In June 2014, the company acquired restaurant-reservation company Opentable in an all-cash deal worth an estimated $2.6 Billion.
Although they do not directly own hotel assets, they’re a staple in the hotel industry.
Their high ROE of 68.26% and monstrous free-cash flow make them well positioned to capitalized on the long term growth of the hospitality industry.
Booking Holdings employs more than 20,000 people and has approximately $25.36 billion in total assets.
In 2022, the company had annual revenues of $17.09 Billion.
Hotel Stocks: Is Now the Time to Buy?
The hotel business faced significant pressure in 2020, as the world economy was shut down during the Covid-19 global pandemic.
Airline stocks, hotel stocks and the travel industry as a whole were some of the hardest hit sectors.
As the economy battles with slowing growth and higher interest rates, a mild recession could be on the horizon.
This could cause a slowdown in the travel industry as a whole, affecting hotel stocks performance.
However, hotel stocks have recorded strong revenue and EPS growth in recent quarters, despite interest rates continuing to rise.
While the hospitality industry is highly cyclical, a fed pivot in 2024 could cause a boom in travel demand. This news alone could boost hotel stocks.
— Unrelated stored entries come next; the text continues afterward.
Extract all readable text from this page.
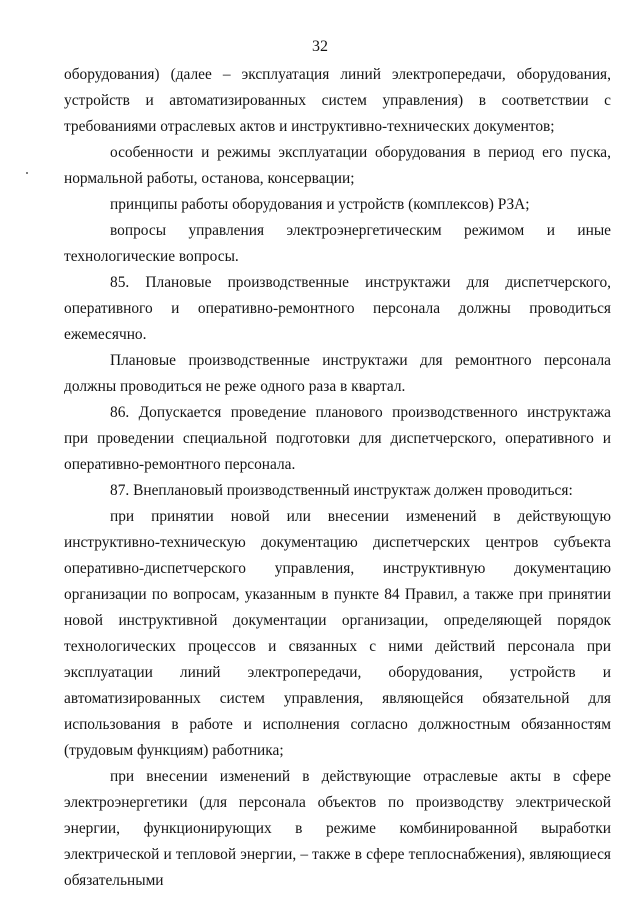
32

оборудования) (далее – эксплуатация линий электропередачи, оборудования, устройств и автоматизированных систем управления) в соответствии с требованиями отраслевых актов и инструктивно-технических документов;

особенности и режимы эксплуатации оборудования в период его пуска, нормальной работы, останова, консервации;

принципы работы оборудования и устройств (комплексов) РЗА;

вопросы управления электроэнергетическим режимом и иные технологические вопросы.

85. Плановые производственные инструктажи для диспетчерского, оперативного и оперативно-ремонтного персонала должны проводиться ежемесячно.

Плановые производственные инструктажи для ремонтного персонала должны проводиться не реже одного раза в квартал.

86. Допускается проведение планового производственного инструктажа при проведении специальной подготовки для диспетчерского, оперативного и оперативно-ремонтного персонала.

87. Внеплановый производственный инструктаж должен проводиться:

при принятии новой или внесении изменений в действующую инструктивно-техническую документацию диспетчерских центров субъекта оперативно-диспетчерского управления, инструктивную документацию организации по вопросам, указанным в пункте 84 Правил, а также при принятии новой инструктивной документации организации, определяющей порядок технологических процессов и связанных с ними действий персонала при эксплуатации линий электропередачи, оборудования, устройств и автоматизированных систем управления, являющейся обязательной для использования в работе и исполнения согласно должностным обязанностям (трудовым функциям) работника;

при внесении изменений в действующие отраслевые акты в сфере электроэнергетики (для персонала объектов по производству электрической энергии, функционирующих в режиме комбинированной выработки электрической и тепловой энергии, – также в сфере теплоснабжения), являющиеся обязательными
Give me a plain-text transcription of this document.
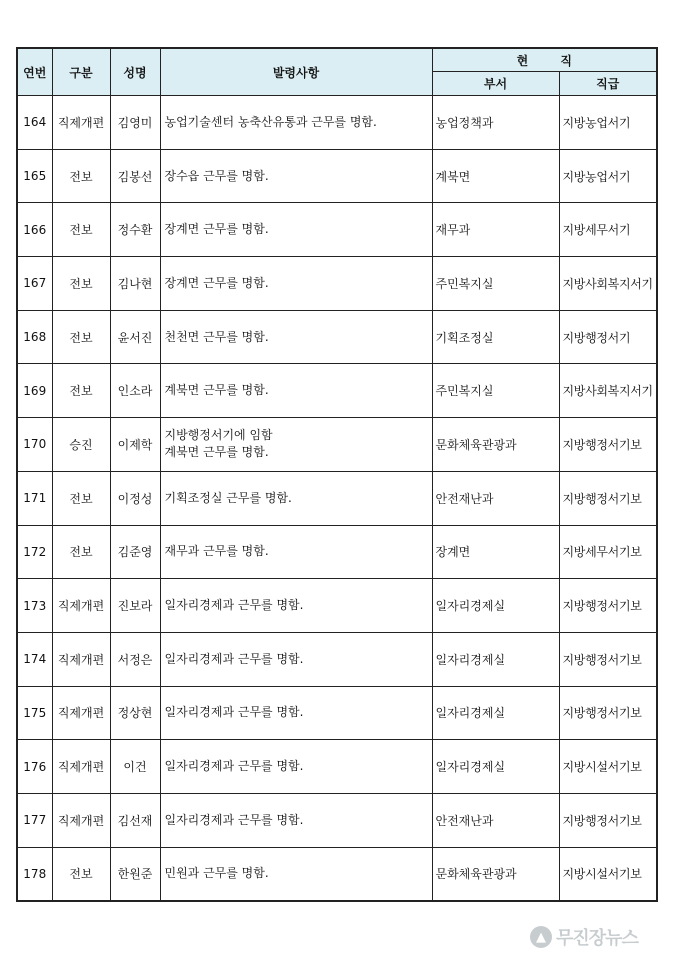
연번	구분	성명	발령사항	현 직	
				부서	직급
164	직제개편	김영미	농업기술센터 농축산유통과 근무를 명함.	농업정책과	지방농업서기
165	전보	김봉선	장수읍 근무를 명함.	계북면	지방농업서기
166	전보	정수환	장계면 근무를 명함.	재무과	지방세무서기
167	전보	김나현	장계면 근무를 명함.	주민복지실	지방사회복지서기
168	전보	윤서진	천천면 근무를 명함.	기획조정실	지방행정서기
169	전보	인소라	계북면 근무를 명함.	주민복지실	지방사회복지서기
170	승진	이제학	지방행정서기에 임함
계북면 근무를 명함.	문화체육관광과	지방행정서기보
171	전보	이정성	기획조정실 근무를 명함.	안전재난과	지방행정서기보
172	전보	김준영	재무과 근무를 명함.	장계면	지방세무서기보
173	직제개편	진보라	일자리경제과 근무를 명함.	일자리경제실	지방행정서기보
174	직제개편	서정은	일자리경제과 근무를 명함.	일자리경제실	지방행정서기보
175	직제개편	정상현	일자리경제과 근무를 명함.	일자리경제실	지방행정서기보
176	직제개편	이건	일자리경제과 근무를 명함.	일자리경제실	지방시설서기보
177	직제개편	김선재	일자리경제과 근무를 명함.	안전재난과	지방행정서기보
178	전보	한원준	민원과 근무를 명함.	문화체육관광과	지방시설서기보
▲ 무진장뉴스
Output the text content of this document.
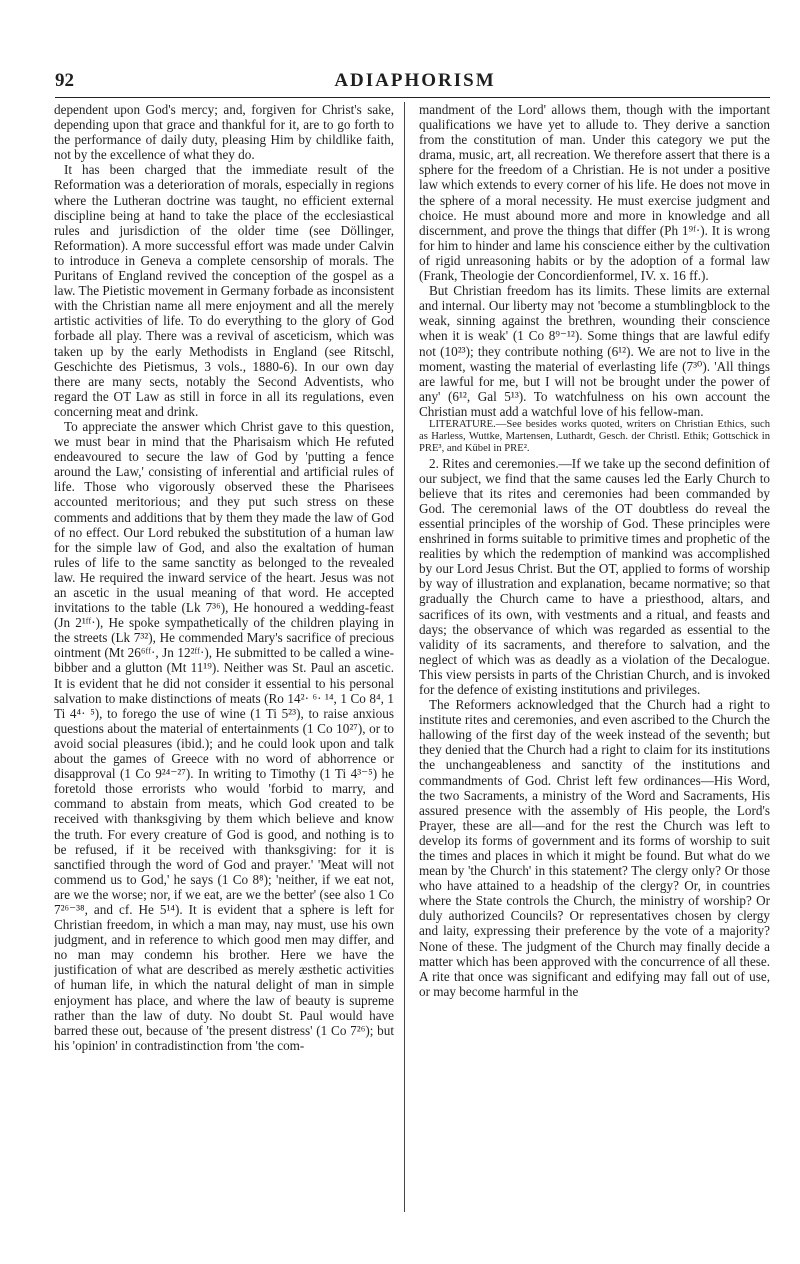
92	ADIAPHORISM

dependent upon God's mercy; and, forgiven for Christ's sake, depending upon that grace and thankful for it, are to go forth to the performance of daily duty, pleasing Him by childlike faith, not by the excellence of what they do.

It has been charged that the immediate result of the Reformation was a deterioration of morals, especially in regions where the Lutheran doctrine was taught, no efficient external discipline being at hand to take the place of the ecclesiastical rules and jurisdiction of the older time (see Döllinger, Reformation). A more successful effort was made under Calvin to introduce in Geneva a complete censorship of morals. The Puritans of England revived the conception of the gospel as a law. The Pietistic movement in Germany forbade as inconsistent with the Christian name all mere enjoyment and all the merely artistic activities of life. To do everything to the glory of God forbade all play. There was a revival of asceticism, which was taken up by the early Methodists in England (see Ritschl, Geschichte des Pietismus, 3 vols., 1880-6). In our own day there are many sects, notably the Second Adventists, who regard the OT Law as still in force in all its regulations, even concerning meat and drink.

To appreciate the answer which Christ gave to this question, we must bear in mind that the Pharisaism which He refuted endeavoured to secure the law of God by 'putting a fence around the Law,' consisting of inferential and artificial rules of life. Those who vigorously observed these the Pharisees accounted meritorious; and they put such stress on these comments and additions that by them they made the law of God of no effect. Our Lord rebuked the substitution of a human law for the simple law of God, and also the exaltation of human rules of life to the same sanctity as belonged to the revealed law. He required the inward service of the heart. Jesus was not an ascetic in the usual meaning of that word. He accepted invitations to the table (Lk 7³⁶), He honoured a wedding-feast (Jn 2¹ᶠᶠ·), He spoke sympathetically of the children playing in the streets (Lk 7³²), He commended Mary's sacrifice of precious ointment (Mt 26⁶ᶠᶠ·, Jn 12²ᶠᶠ·), He submitted to be called a wine-bibber and a glutton (Mt 11¹⁹). Neither was St. Paul an ascetic. It is evident that he did not consider it essential to his personal salvation to make distinctions of meats (Ro 14²· ⁶· ¹⁴, 1 Co 8⁴, 1 Ti 4⁴· ⁵), to forego the use of wine (1 Ti 5²³), to raise anxious questions about the material of entertainments (1 Co 10²⁷), or to avoid social pleasures (ibid.); and he could look upon and talk about the games of Greece with no word of abhorrence or disapproval (1 Co 9²⁴⁻²⁷). In writing to Timothy (1 Ti 4³⁻⁵) he foretold those errorists who would 'forbid to marry, and command to abstain from meats, which God created to be received with thanksgiving by them which believe and know the truth. For every creature of God is good, and nothing is to be refused, if it be received with thanksgiving: for it is sanctified through the word of God and prayer.' 'Meat will not commend us to God,' he says (1 Co 8⁸); 'neither, if we eat not, are we the worse; nor, if we eat, are we the better' (see also 1 Co 7²⁶⁻³⁸, and cf. He 5¹⁴). It is evident that a sphere is left for Christian freedom, in which a man may, nay must, use his own judgment, and in reference to which good men may differ, and no man may condemn his brother. Here we have the justification of what are described as merely æsthetic activities of human life, in which the natural delight of man in simple enjoyment has place, and where the law of beauty is supreme rather than the law of duty. No doubt St. Paul would have barred these out, because of 'the present distress' (1 Co 7²⁶); but his 'opinion' in contradistinction from 'the com-

mandment of the Lord' allows them, though with the important qualifications we have yet to allude to. They derive a sanction from the constitution of man. Under this category we put the drama, music, art, all recreation. We therefore assert that there is a sphere for the freedom of a Christian. He is not under a positive law which extends to every corner of his life. He does not move in the sphere of a moral necessity. He must exercise judgment and choice. He must abound more and more in knowledge and all discernment, and prove the things that differ (Ph 1⁹ᶠ·). It is wrong for him to hinder and lame his conscience either by the cultivation of rigid unreasoning habits or by the adoption of a formal law (Frank, Theologie der Concordienformel, IV. x. 16 ff.).

But Christian freedom has its limits. These limits are external and internal. Our liberty may not 'become a stumblingblock to the weak, sinning against the brethren, wounding their conscience when it is weak' (1 Co 8⁹⁻¹²). Some things that are lawful edify not (10²³); they contribute nothing (6¹²). We are not to live in the moment, wasting the material of everlasting life (7³⁰). 'All things are lawful for me, but I will not be brought under the power of any' (6¹², Gal 5¹³). To watchfulness on his own account the Christian must add a watchful love of his fellow-man.

LITERATURE.—See besides works quoted, writers on Christian Ethics, such as Harless, Wuttke, Martensen, Luthardt, Gesch. der Christl. Ethik; Gottschick in PRE³, and Kübel in PRE².

2. Rites and ceremonies.—If we take up the second definition of our subject, we find that the same causes led the Early Church to believe that its rites and ceremonies had been commanded by God. The ceremonial laws of the OT doubtless do reveal the essential principles of the worship of God. These principles were enshrined in forms suitable to primitive times and prophetic of the realities by which the redemption of mankind was accomplished by our Lord Jesus Christ. But the OT, applied to forms of worship by way of illustration and explanation, became normative; so that gradually the Church came to have a priesthood, altars, and sacrifices of its own, with vestments and a ritual, and feasts and days; the observance of which was regarded as essential to the validity of its sacraments, and therefore to salvation, and the neglect of which was as deadly as a violation of the Decalogue. This view persists in parts of the Christian Church, and is invoked for the defence of existing institutions and privileges.

The Reformers acknowledged that the Church had a right to institute rites and ceremonies, and even ascribed to the Church the hallowing of the first day of the week instead of the seventh; but they denied that the Church had a right to claim for its institutions the unchangeableness and sanctity of the institutions and commandments of God. Christ left few ordinances—His Word, the two Sacraments, a ministry of the Word and Sacraments, His assured presence with the assembly of His people, the Lord's Prayer, these are all—and for the rest the Church was left to develop its forms of government and its forms of worship to suit the times and places in which it might be found. But what do we mean by 'the Church' in this statement? The clergy only? Or those who have attained to a headship of the clergy? Or, in countries where the State controls the Church, the ministry of worship? Or duly authorized Councils? Or representatives chosen by clergy and laity, expressing their preference by the vote of a majority? None of these. The judgment of the Church may finally decide a matter which has been approved with the concurrence of all these. A rite that once was significant and edifying may fall out of use, or may become harmful in the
If you are considering investing in the industry, you might want to watch companies like Marriott International due to their global footprint, industry expertise and high profit margins.
You can also consider companies like Booking Holdings, whom derives a majority of its revenue through commissions with less overhead and industry volatility.
Disclosure: The author holds no position mentioned in this article. Freedom Stocks has a disclosure policy.